Posted by Stephen Knapp on January 3, 2009

India Times
27 Dec 2008, 0330 hrs IST, Bhama Devi Ravi, TNN

CHENNAI: The conch and the Sudarshana Chakra are unmistakable. Although the figures do not match popular images of Kirshna sporting a peacock feather, archaeologists are convinced that the coins are of Krishna, revered as an avatar of Vishnu.
“These square coins, dating back to 180- BC, with Krishna on one side and Balram on the other, were unearthed recently in Al Khanoun in Afghanistan and are the earliest proof that Krishna was venerated as a god, and that the worship had spread beyond the Mathura region,” says T K V Rajan, archaeologist and founder-director, Indian Science Monitor, who is holding a five-day exhibition, In search of Lord Krishna,’ in the city from Saturday.
Having done extensive research in Brindavan, Rajan is convinced that a lot of the spiritual history of ancient India lies buried. “Close to 10,000 Greeks, who came in the wake of Alexander the Great, were Krishna’s devotees. There is an inscription by Heliodorus, the Greek ambassador at Takshila , which reads Deva, deva, Vasudeva. Krishna is my god and I have installed this Garuda Pillar at Bes Nagar (now in Bihar),'” says Rajan.

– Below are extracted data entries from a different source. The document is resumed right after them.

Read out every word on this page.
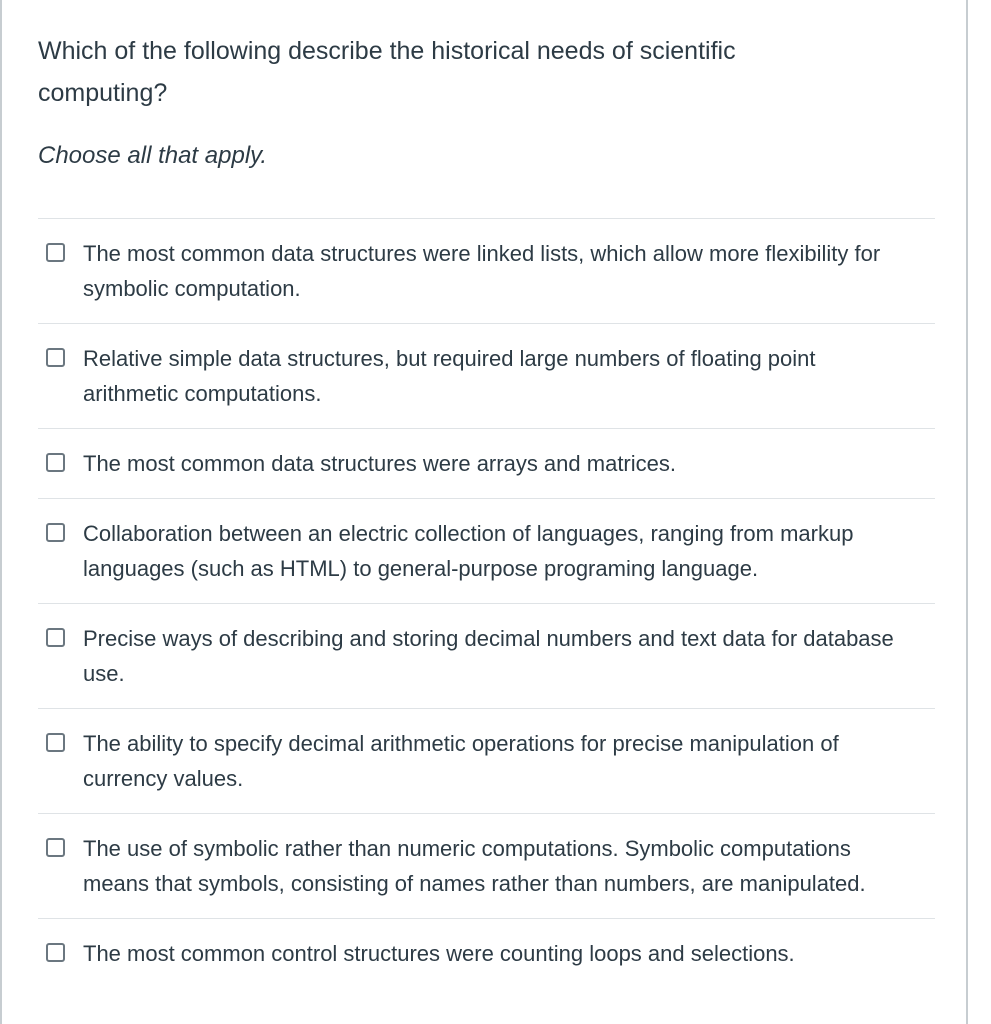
Which of the following describe the historical needs of scientific computing?

Choose all that apply.

The most common data structures were linked lists, which allow more flexibility for symbolic computation.
Relative simple data structures, but required large numbers of floating point arithmetic computations.
The most common data structures were arrays and matrices.
Collaboration between an electric collection of languages, ranging from markup languages (such as HTML) to general-purpose programing language.
Precise ways of describing and storing decimal numbers and text data for database use.
The ability to specify decimal arithmetic operations for precise manipulation of currency values.
The use of symbolic rather than numeric computations. Symbolic computations means that symbols, consisting of names rather than numbers, are manipulated.
The most common control structures were counting loops and selections.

According to him the Archaeological Survey of India (ASI) has unearthed many sites that throw fresh light on the era of Krishna. “ASI is expected to release the full findings next year. Many of the unearthed artifact have a close resemblance to materials of what is believed to be the Harappan civilization. The findings may show that Krishna’s life was the dividing line between India’s spiritual history and the society’s gradual shift towards a materialistic one,” says Rajan.

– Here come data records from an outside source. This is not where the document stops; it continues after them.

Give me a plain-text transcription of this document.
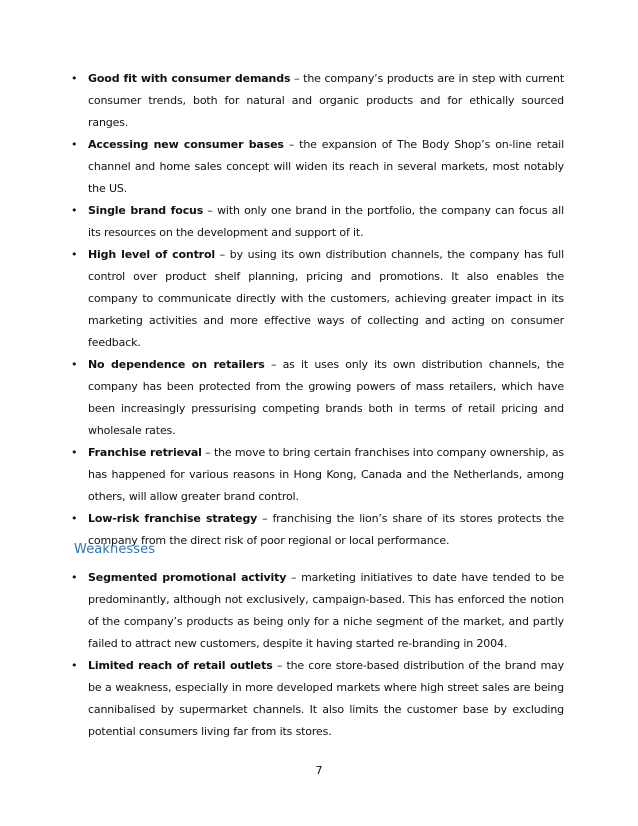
• Good fit with consumer demands – the company’s products are in step with current consumer trends, both for natural and organic products and for ethically sourced ranges.
• Accessing new consumer bases – the expansion of The Body Shop’s on-line retail channel and home sales concept will widen its reach in several markets, most notably the US.
• Single brand focus – with only one brand in the portfolio, the company can focus all its resources on the development and support of it.
• High level of control – by using its own distribution channels, the company has full control over product shelf planning, pricing and promotions. It also enables the company to communicate directly with the customers, achieving greater impact in its marketing activities and more effective ways of collecting and acting on consumer feedback.
• No dependence on retailers – as it uses only its own distribution channels, the company has been protected from the growing powers of mass retailers, which have been increasingly pressurising competing brands both in terms of retail pricing and wholesale rates.
• Franchise retrieval – the move to bring certain franchises into company ownership, as has happened for various reasons in Hong Kong, Canada and the Netherlands, among others, will allow greater brand control.
• Low-risk franchise strategy – franchising the lion’s share of its stores protects the company from the direct risk of poor regional or local performance.
Weaknesses
• Segmented promotional activity – marketing initiatives to date have tended to be predominantly, although not exclusively, campaign-based. This has enforced the notion of the company’s products as being only for a niche segment of the market, and partly failed to attract new customers, despite it having started re-branding in 2004.
• Limited reach of retail outlets – the core store-based distribution of the brand may be a weakness, especially in more developed markets where high street sales are being cannibalised by supermarket channels. It also limits the customer base by excluding potential consumers living far from its stores.
7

Interestingly, a lot of what has been uncovered closely resemble the narration in the texts of Mahabharatha and the Bhagavatham,” he adds. Both the spiritual works are revered by the Hindus as their holy books.
It has been over five years since the discoveries were made at Tholavira near Dwaraka, close to Kutch. Much progress has been made due to the application of thermoluminous study (TL) in ascertaining the age of artifact. “It is possible to get the diffusion of atomic particles in the clay pottery unearthed and arrive at an accurate date,” points out Rajan. Tholavira itself is believed to be the capital city as detailed in the opening chapters of Bhagavatham. Rajan points to an image of a plough, made of wood, which is mentioned in the Bhagavatham.
The findings could lay a trail to understanding Krishna’s life (said to be 5,000 years ago) and times, as a historical fact, says Rajan. The exhibition will be open till December 31 at Sri Parvathy Gallery, Eldams Road.